Art. 82. Salvo as disposições concernentes à gratuidade da justiça, incumbe às partes prover as despesas dos atos que realizarem ou requererem no processo, antecipando-lhes o pagamento, desde o início até a sentença final ou, na execução, até a plena satisfação do direito reconhecido no título.

(…)

§ 2º A sentença condenará o vencido a pagar ao vencedor as despesas que antecipou.


Ainda sobre o tema, a Lei Estadual n.º 6.920/16, que versa sobre custas, emolumentos, despesas processuais e pelos serviços prestados pelo Tribunal de Justiça do Estado do Piauí, dispõe, em seu art. 4º:


Art. 4º Salvo as exceções estabelecidas em lei, as custas judiciais incidirão sobre o valor da causa em três fases distintas do processo:

I – na distribuição;

II – no preparo da apelação e do recurso adesivo, e no processo da competência originária do tribunal;

III – na propositura da execução;


Portanto, tem-se que, em regra, as custas processuais deverão ser recolhidas no momento da distribuição, tomando por base o valor da causa, sendo que, ao vencido, cabe ressarci-las, caso o autor as tenha adiantado.
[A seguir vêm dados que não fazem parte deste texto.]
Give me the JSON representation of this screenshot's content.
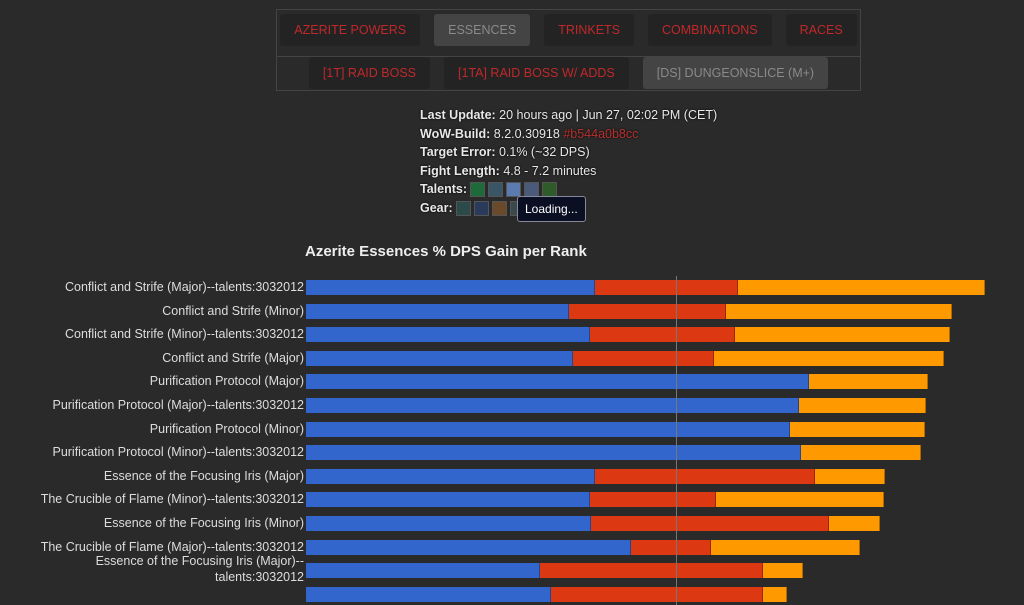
{
  "nav": {
    "row1": [
      {
        "label": "Azerite Powers",
        "active": false
      },
      {
        "label": "Essences",
        "active": true
      },
      {
        "label": "Trinkets",
        "active": false
      },
      {
        "label": "Combinations",
        "active": false
      },
      {
        "label": "Races",
        "active": false
      }
    ],
    "row2": [
      {
        "label": "[1T] Raid Boss",
        "active": false
      },
      {
        "label": "[1TA] Raid Boss w/ Adds",
        "active": false
      },
      {
        "label": "[DS] DungeonSlice (M+)",
        "active": true
      }
    ]
  },
  "info": {
    "last_update_label": "Last Update:",
    "last_update_value": " 20 hours ago | Jun 27, 02:02 PM (CET)",
    "build_label": "WoW-Build:",
    "build_value": " 8.2.0.30918 ",
    "build_hash": "#b544a0b8cc",
    "target_error_label": "Target Error:",
    "target_error_value": " 0.1% (~32 DPS)",
    "fight_length_label": "Fight Length:",
    "fight_length_value": " 4.8 - 7.2 minutes",
    "talents_label": "Talents:",
    "gear_label": "Gear:",
    "tooltip": "Loading..."
  },
  "chart_data": {
    "type": "bar",
    "orientation": "horizontal",
    "stacked": true,
    "title": "Azerite Essences % DPS Gain per Rank",
    "xlim": [
      0,
      100
    ],
    "reference_line_x": 53.3,
    "colors": [
      "#3366cc",
      "#dc3912",
      "#ff9900"
    ],
    "categories": [
      "Conflict and Strife (Major)--talents:3032012",
      "Conflict and Strife (Minor)",
      "Conflict and Strife (Minor)--talents:3032012",
      "Conflict and Strife (Major)",
      "Purification Protocol (Major)",
      "Purification Protocol (Major)--talents:3032012",
      "Purification Protocol (Minor)",
      "Purification Protocol (Minor)--talents:3032012",
      "Essence of the Focusing Iris (Major)",
      "The Crucible of Flame (Minor)--talents:3032012",
      "Essence of the Focusing Iris (Minor)",
      "The Crucible of Flame (Major)--talents:3032012",
      "Essence of the Focusing Iris (Major)--talents:3032012",
      ""
    ],
    "series": [
      {
        "values": [
          41.6,
          37.9,
          40.9,
          38.5,
          72.5,
          71.0,
          69.7,
          71.3,
          41.6,
          40.9,
          41.1,
          46.8,
          33.7,
          35.3
        ]
      },
      {
        "values": [
          20.7,
          22.6,
          20.9,
          20.3,
          0,
          0,
          0,
          0,
          31.8,
          18.2,
          34.3,
          11.5,
          32.1,
          30.5
        ]
      },
      {
        "values": [
          35.6,
          32.6,
          31.0,
          33.1,
          17.1,
          18.4,
          19.5,
          17.3,
          10.1,
          24.2,
          7.3,
          21.5,
          5.8,
          3.5
        ]
      }
    ]
  }
}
Na hipótese de deferimento da gratuidade da justiça em favor do proponente, interpreto que tal benefício apenas o exime o beneficiário do adiantamento das custas, sendo que, ao final, o vencido deverá custear todos os atos praticados durante o processo e não recolhidos previamente, dentre eles as custas iniciais, na forma do art. 5, III da Lei Estadual n.º 6.920/16:


Art. 5 - Quanto ao momento de sua arrecadação, as custas, os emolumentos e as despesas processuais são classificadas da seguinte forma:

(...)


III – finais são aquelas apuradas antes do arquivamento do feito, nelas incluídas todos os atos praticados durante o processo e não recolhidos previamente, bem como as custas iniciais, se se tratarem de ações isentas daquele recolhimento antecipado.
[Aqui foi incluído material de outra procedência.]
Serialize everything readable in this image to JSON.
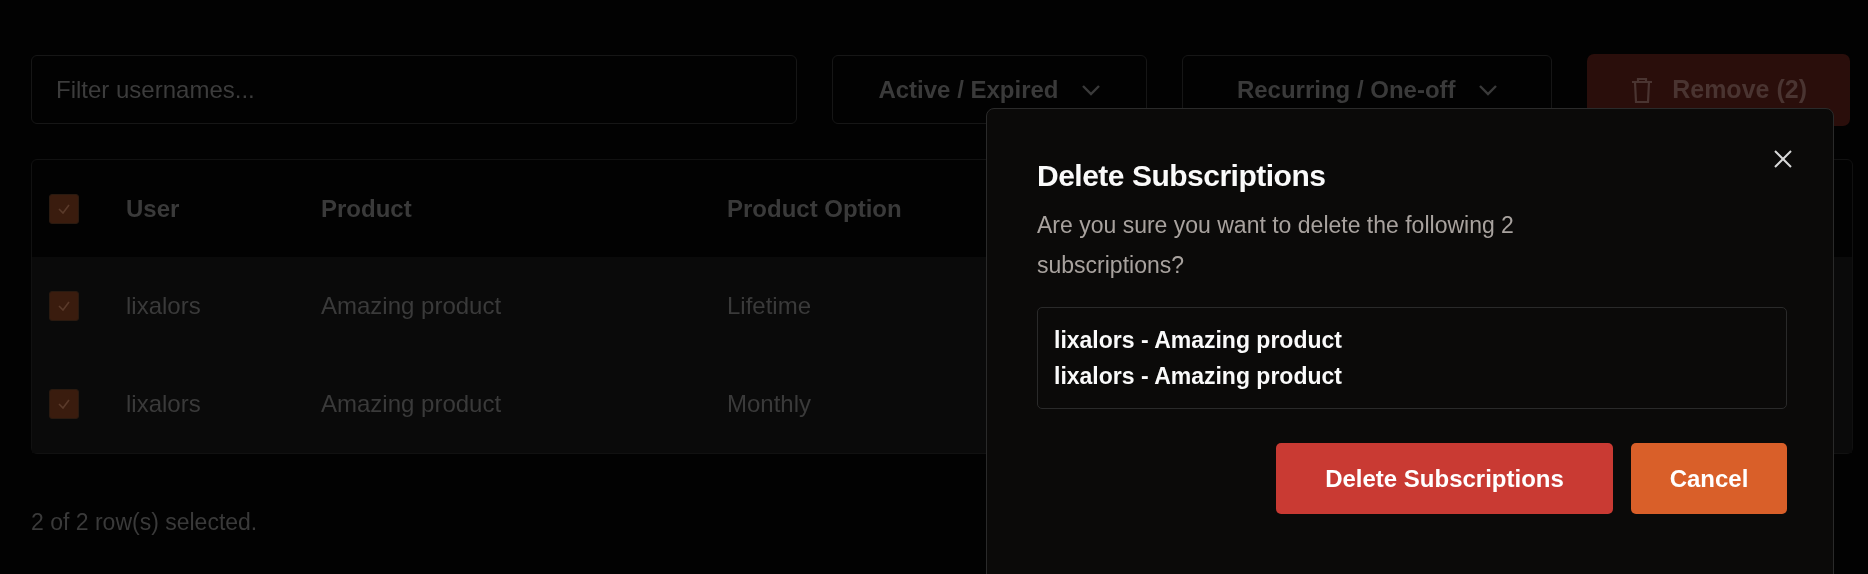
{
  "filter": {
    "placeholder": "Filter usernames..."
  },
  "dropdowns": [
    {
      "label": "Active / Expired"
    },
    {
      "label": "Recurring / One-off"
    }
  ],
  "remove_button": {
    "label": "Remove (2)"
  },
  "table": {
    "all_checked": true,
    "columns": [
      "User",
      "Product",
      "Product Option"
    ],
    "rows": [
      {
        "checked": true,
        "cells": [
          "lixalors",
          "Amazing product",
          "Lifetime"
        ]
      },
      {
        "checked": true,
        "cells": [
          "lixalors",
          "Amazing product",
          "Monthly"
        ]
      }
    ]
  },
  "footer": "2 of 2 row(s) selected.",
  "dialog": {
    "title": "Delete Subscriptions",
    "message": "Are you sure you want to delete the following 2 subscriptions?",
    "items": [
      "lixalors - Amazing product",
      "lixalors - Amazing product"
    ],
    "buttons": [
      {
        "label": "Delete Subscriptions",
        "kind": "danger"
      },
      {
        "label": "Cancel",
        "kind": "secondary"
      }
    ]
  }
}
Nesse contexto, importante registrar ainda o teor da Nota Explicativa n.º 12, da Tabela de Custas e Emolumentos do Estado do Piauí, que aduz: “nos processos em que for deferida a gratuidade, porém ao final o Juiz venha a sentenciar em custas, deverão ser calculados todos os atos conforme esta Tabela e efetuado o devido recolhimento desde as custas iniciais”.

Ora, se a gratuidade da justiça apenas isenta o beneficiário do adiantamento das custas, é certo que a parte vencida da demanda deverá pagar, ao final, as custas processuais tomando por base o valor da causa, já que é sobre este valor que os normativos acima destacados determinam o seu recolhimento/adiantamento.

Nesse raciocínio, parece-me acertado o entendimento do juízo a quo, que assim interpretou em sua decisão (id. 11826509, pág. 3):


Contudo, as custas são devidas ao início do processo, portanto sempre baseadas no valor da causa. Da mesma, forma deve ocorrer com a indenização das custas ao final pela parte sucumbente, não devendo confundir com a regra previstas no art. 85, §2º do CPC.


Forte nessas razões, mantenho a decisão agravada.


III. CONCLUSÃO

À vista disso, conheço do Agravo de Instrumento em comento, e, no mérito, NEGO-LHE provimento, mantendo-se a decisão recursada em todos os seus termos.

Intimem-se. Cumpra-se.

 Oficie-se ao juízo a quo acerca desta decisão


Sessão Ordinária do Plenário Virtual realizada no período de 01.04.2024 a 08.04.2024, da TERCEIRA CÂMARA ESPECIALIZADA CÍVEL, presidida pelo Exmo. Sr. Des. Fernando Lopes e Silva Neto.

Participaram do julgamento os Exmos. Srs.: Des. Fernando Lopes e Silva Neto, Des. Ricardo Gentil Eulálio Dantas e Des. Agrimar Rodrigues de Araújo.

Impedimento/Suspeição: não houve.

Procuradora de Justiça, Dra. Martha Celina de Oliveira Nunes.

SALA VIRTUAL DAS SESSÕES DO TRIBUNAL DE JUSTIÇA DO ESTADO DO PIAUÍ, em Teresina, data registrada no sistema.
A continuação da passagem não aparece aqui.